DevOptics Enables Companies to Track Progress Toward DevOps Model

Building a successful DevOps model is part technology, part culture, and tools are needed to measure performance of both.

Simon Bisson

July 24, 2018

3 Min Read

Building a successful DevOps model in your organization is hard. It’s not only a matter of technology; you also need to build a culture that works across the entire development pipeline--from design to development to test to deployment. Tooling is a big part of this, of course, as it gives you access to the data you need to understand what’s happening, identifying blockages and wastage.

Indeed, a key element of a mature DevOps model is tooling to deliver a continuous integration/continuous delivery (CI/CD) pipeline, like the open source Jenkins environment used by CloudBees’ Core. That’s now been joined by a new tool, DevOptics, designed to extract the data you need to improve how DevOps works inside your business.

ITPro Today recently sat down for a conversation with Ben Williams, senior director of product management at Cloudbees, talking about DevOptics and its role in building and managing DevOps best practices. Williams has a long history of working as a DevOps practitioner, and has been involved in managing DevOps transitions across the industry.

“Before I worked at CloudBees I led a major DevOps transition,” Williams said. “There were issues.”

This led Williams to understand many of the issues that drove the development of DevOptics.

“We weren’t able to monitor our continuous delivery platform or measure DevOps performance across teams," he said. "That also meant we couldn’t identify the sources of waste in our development processes, as it was very difficult to know where blockages were.”

Without that information it was impossible to see if there was a payoff to a significant investment in DevOps. What should have been delivered by the DevOps tooling was instead a lot of manual work, building reports and having conversations with team members. Even so, with all the cost in time and effort, the result was error-prone. “We were effectively flying blind.”

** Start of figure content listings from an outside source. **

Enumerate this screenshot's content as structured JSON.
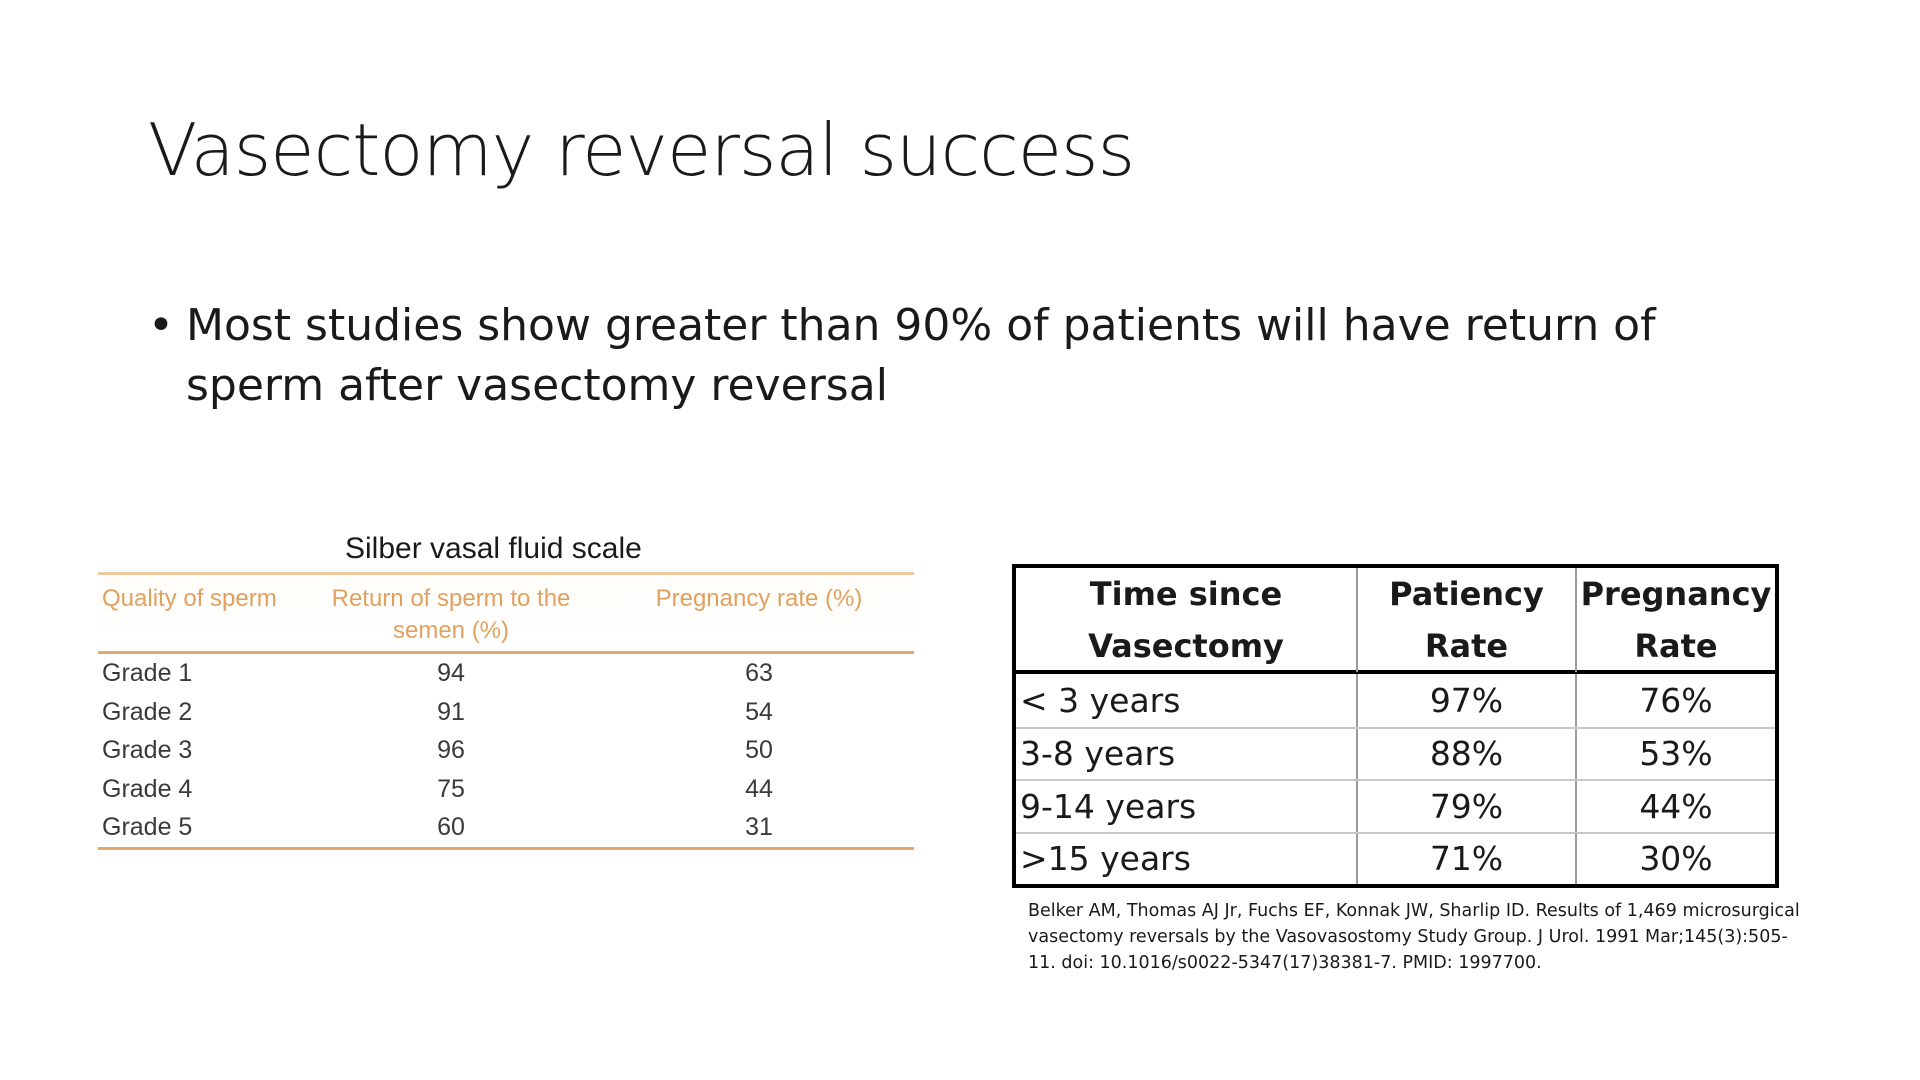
{
  "slide": {
    "title": "Vasectomy reversal success",
    "bullet": {
      "symbol": "•",
      "text": "Most studies show greater than 90% of patients will have return of sperm after vasectomy reversal"
    }
  },
  "silber_table": {
    "caption": "Silber vasal fluid scale",
    "headers": [
      "Quality of sperm",
      "Return of sperm to the semen (%)",
      "Pregnancy rate (%)"
    ],
    "rows": [
      [
        "Grade 1",
        "94",
        "63"
      ],
      [
        "Grade 2",
        "91",
        "54"
      ],
      [
        "Grade 3",
        "96",
        "50"
      ],
      [
        "Grade 4",
        "75",
        "44"
      ],
      [
        "Grade 5",
        "60",
        "31"
      ]
    ],
    "header_color": "#e0a160"
  },
  "belker_table": {
    "headers": [
      "Time since Vasectomy",
      "Patiency Rate",
      "Pregnancy Rate"
    ],
    "rows": [
      [
        "< 3 years",
        "97%",
        "76%"
      ],
      [
        "3-8 years",
        "88%",
        "53%"
      ],
      [
        "9-14 years",
        "79%",
        "44%"
      ],
      [
        ">15 years",
        "71%",
        "30%"
      ]
    ],
    "citation": "Belker AM, Thomas AJ Jr, Fuchs EF, Konnak JW, Sharlip ID. Results of 1,469 microsurgical vasectomy reversals by the Vasovasostomy Study Group. J Urol. 1991 Mar;145(3):505-11. doi: 10.1016/s0022-5347(17)38381-7. PMID: 1997700."
  }
}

Many organizations face the same challenges. They’re trying to implement best practices for the DevOps model, but without visibility into the development pipeline there’s no real way to see exactly what’s happening-- and no way to make changes that will improve the process.

DevOptics is a tool that’s intended to provide those metrics, benchmarking and tracking software delivery.

“You can think of it as an organization’s DevOps radar,” Williams says. “It gives you visibility into your DevOps platform.”

While DevOps tools are designed to automate the software development lifecycle, the worst thing that can happen is for that automation to be a blocker itself.

Using DevOptics, organizations can map out the value associate with their development efforts, taking a program-driven approach to understanding how all the various projects fit together and how they benefit the business. Using the CI/CD pipeline as the hub for development, organizations can get real-time metrics that show what’s being done across the development process, with multiple streams and delivery pipelines.

Each step is treated as a gate that the project needs to pass through, letting you see where everything is and what might be blocking delivery. The same tools track your various delivery artifacts, like code and documentation, as well as show how your DevOps team responds to tickets.

Williams looks at this as a way of making DevOps teams consider the value that’s being delivered--and how to maximize it.

“It’s a matter of relentless improvement,” he says. “It’s a lean value.”

Software development’s artisanal heritage can be a hindrance to implementing effective DevOps processes, and with tooling like DevOptics you can start to bring in similar development models to those used in mature manufacturing processes.

“One of the great things about it is that you can understand where everything is and collaborate on things you couldn't have before,” noted Williams.

There’s a lot to consider with a tool like this. It’s clearly one that would work well for a company that’s made the transition to a DevOps culture. But it’s also suitable for one that’s beginning the process, as you can use it to monitor your transition from your current state by understanding where you are and how your current development processes operate. Similarly, DevOptics allows you to consider what the effects of changes might be.

Said Williams: “You can’t improve what you can’t see.”